5

I'm trying to find an alternative to my formula that calculates the running count of multiple values in a range.

It's returning the correct results, but the issue is it uses the volatile function OFFSET(), which I would like to avoid.

Here is the formula:

=SCAN(0,A2:A13,
LAMBDA(a,b,
IF(OFFSET(b,-1,0)=b,
a+1,1)
)
)

I have tried using INDEX() and ROW(), but I cannot replicate what OFFSET() does.

How can I alter the formula?

enter image description here

Statto
  • 410
  • 3
  • 9
  • It's not clear to me how you want to calculate the value (i.e. what does A or B equal ?) – ApplePie Mar 17 '23 at 22:53
  • 3
    Probably something like: `=SCAN(0,A1:A12=A2:A13,LAMBDA(a,b,IF(b,a+1,1)))` but not behind a pc to check if correct. Btw, this is a running count that would reset if the value changes for those wondering. – JvdV Mar 17 '23 at 23:15
  • 1
    See this https://stackoverflow.com/questions/74389341/running-count-is-slow-in-google-sheets for an entertaining discussion of this area in Google Sheets which should also be applicable to Excel including case where you don't want to reset e.g. in row 7 where A is repeated after an intervening block of B's. – Tom Sharpe Mar 18 '23 at 09:27

3 Answers3

5

Running Count

  • The trick is to compare the column with a version of the column shifted one row down. I'm using VSTACK with "" to add a new (empty) first row and DROP with -1 to get rid of the last row.
=LET(Data,A2:A13,
SCAN(0,Data=DROP(VSTACK("",Data),-1),
    LAMBDA(a,b,IF(b,a+1,1))))
VBasic2008
  • 44,888
  • 5
  • 17
  • 28
  • That works, but does it matter what the first row is? Why did you use `!|!`? – Statto Mar 18 '23 at 00:03
  • To ensure non-equality i.e. to get 1 in the first row of the result. Being a little bit paranoid. Just use something that can't be in the first row of the data. – VBasic2008 Mar 18 '23 at 00:04
  • I have done a few tests, and it doesn't seem to matter what it is. I've just put `""` and the results are the same. – Statto Mar 18 '23 at 00:12
  • 1
    Yeah, sorry, I'm stupid. It's either 0+1 or 1 for the first row, so you can use anything. – VBasic2008 Mar 18 '23 at 00:14
4

In short, you'd need a way to iterate an array of truthy/falsey values that would indicate the Previous value == Current value. If you are working with cell-references this is easy:

=SCAN(0,A1:A12=A2:A13,LAMBDA(a,b,IF(b,a+1,1)))

You'll end up with a running count of consecutive values that would reset accordingly.

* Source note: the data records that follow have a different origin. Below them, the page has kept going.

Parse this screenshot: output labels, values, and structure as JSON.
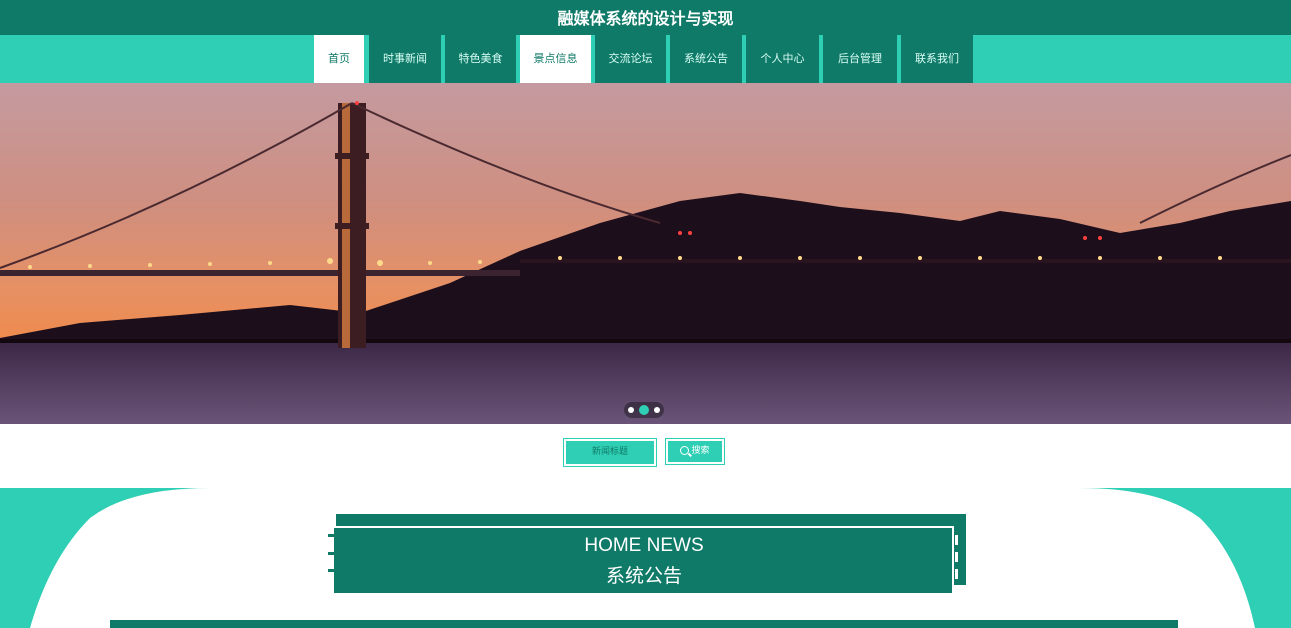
{
  "header": {
    "title": "融媒体系统的设计与实现"
  },
  "nav": {
    "items": [
      {
        "label": "首页"
      },
      {
        "label": "时事新闻"
      },
      {
        "label": "特色美食"
      },
      {
        "label": "景点信息"
      },
      {
        "label": "交流论坛"
      },
      {
        "label": "系统公告"
      },
      {
        "label": "个人中心"
      },
      {
        "label": "后台管理"
      },
      {
        "label": "联系我们"
      }
    ]
  },
  "search": {
    "placeholder": "新闻标题",
    "button_label": "搜索"
  },
  "section": {
    "title_en": "HOME NEWS",
    "title_cn": "系统公告"
  },
  "colors": {
    "primary": "#0f7a68",
    "accent": "#2ecfb4"
  }
}
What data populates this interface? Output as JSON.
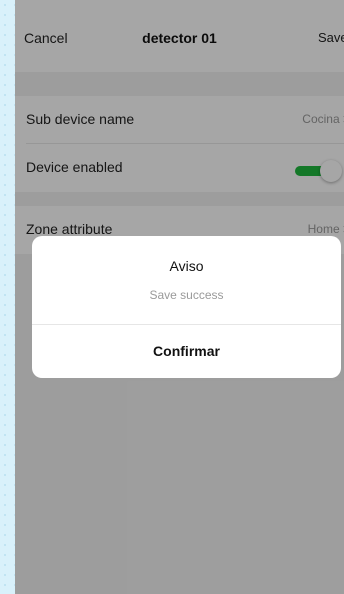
{
  "nav": {
    "cancel_label": "Cancel",
    "title": "detector 01",
    "save_label": "Save"
  },
  "rows": [
    {
      "label": "Sub device name",
      "value": "Cocina >"
    },
    {
      "label": "Device enabled",
      "toggle_on": true
    },
    {
      "label": "Zone attribute",
      "value": "Home >"
    }
  ],
  "dialog": {
    "title": "Aviso",
    "message": "Save success",
    "confirm_label": "Confirmar"
  },
  "colors": {
    "toggle_on": "#1fb93e",
    "page_bg": "#f2f2f2",
    "outer_bg": "#d9f1fb"
  }
}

For good measure; you can avoid the use of INDIRECT() when using SCAN(). Refer to each element's respective row/column if need be as per this example.

JvdV
  • 70,606
  • 8
  • 39
  • 70
  • My only issue with that formula is the referenced ranges `A1:A12=A2:A13` are not the same. This would be a minor inconvenience when referencing a table column, for instance. – Statto Mar 17 '23 at 23:44
  • You were literally using cell references in your sample, hence the answer @Statto. The other answer got the array alternative down if need be. – JvdV Mar 18 '23 at 00:03
4

Another way:

=LET(r,A2:A13,
SCAN(1,SEQUENCE(ROWS(r)),LAMBDA(x,y,IF(y=1,1,IF(INDEX(r,y)=INDEX(r,y-1),x+1,1)))))

While this is a very dynamic solution (you could even use r,FILTER(A:A,A:A<>"")), when used in large data sets this calculates slow (As VBasix2008 pointed out in the comments).

If the range is repeated within the INDEX parts of the formula (as suggested by Tom Sharpe) it is calculates fast again:

=LET(r,A2:A13,
SCAN(1,SEQUENCE(ROWS(r)),LAMBDA(x,y,IF(y=1,1,IF(INDEX(A2:A13,y)=INDEX(A2:A13,y-1),x+1,1)))))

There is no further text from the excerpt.